Hanley: A high occupancy rate and stable tenants are vital to the shopping center’s success. A large percentage of highly rated national credit tenants will typically attract shoppers that will support the smaller tenants, spend more on advertising, and add value to the shopping center. A high credit rating is a good indicator that the tenant will most likely be able to pay the rent. As you might assume, the default rate for investment-grade tenants is substantially lower than that of tenants with lower ratings. Additionally, lenders are more comfortable lending money to an owner with a high percentage of investment-grade tenants. The cons are that national credit tenants might demand more lease concessions and tenant improvements and pay a much lower rent than a local tenant. Also, the national tenant typically requires a longer lease, which can lock in lower rents over time. Local tenants offer a unique offering of goods and services tailored to that specific market.

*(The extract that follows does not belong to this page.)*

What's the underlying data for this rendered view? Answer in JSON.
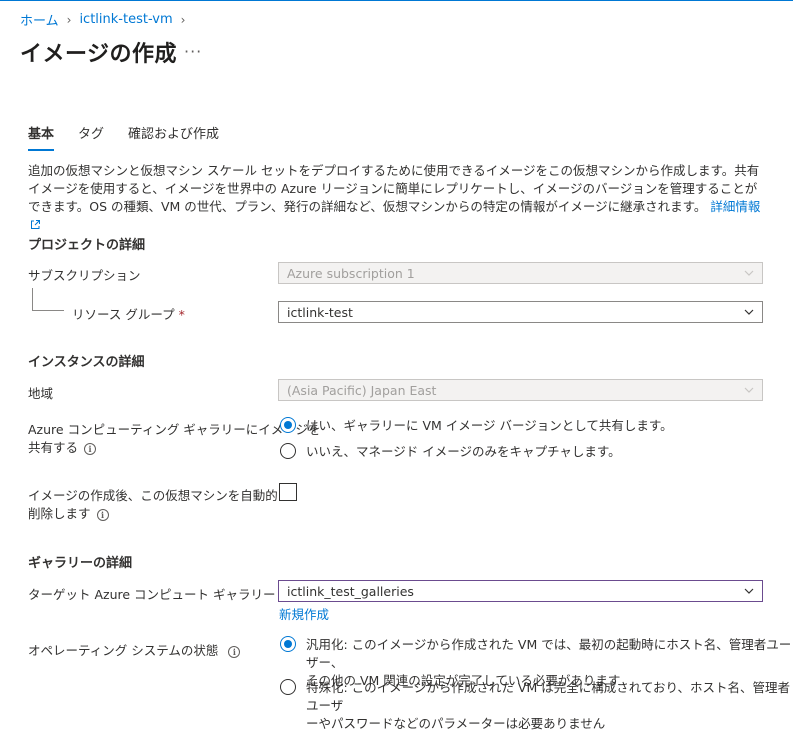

GlobeSt.com: How are today’s landlords viewing both types of tenants and strategizing with them to strengthen their shopping centers?
Hanley: Today’s consumers want a unique shopping experience. The term “experiential retail” has become a popular term. Mall and large shopping center owners are incorporating more dining options and specialty retailers and providing event experiences that increase visibility, engage the public, drive traffic, and keep customers coming back for more. Retailers and retail property owners that are consumer-centric and know how to use technology and are able to differentiate themselves will be the winners.
GlobeSt.com: Are there any new categories of retail tenants emerging?
Hanley: I think what is most noteworthy is that we are seeing more non-traditional type of tenants in retail environments like medical services, education, churches, and civic centers. The demand for convenient healthcare services, often referred to as the “retailization” of healthcare, is forcing health systems to locate real estate beyond the traditional hospital campus and medical-office buildings. For example, Kaiser Permanente, California’s largest HMO, recently announced a partnership with Target to open clinics in several of its Southern California stores. In certain markets, there is a third wave coffee movement happening that is giving Starbucks some competition. Although coffee is not a new category, it does point to the fact there are different types of coffee consumers who are supporting growth in a sector that seemed to be dominated by a few leaders.
GlobeSt.com: What else should our readers know about different types of tenants in shopping centers? Hanley: The success of a shopping center is based on generating the best mix of retailers that are optimally aligned with neighborhood need and market opportunity. It is not only important to have just a food tenant but having “the right food tenant” could mean the difference between a vibrant center and one that has fewer customer visits.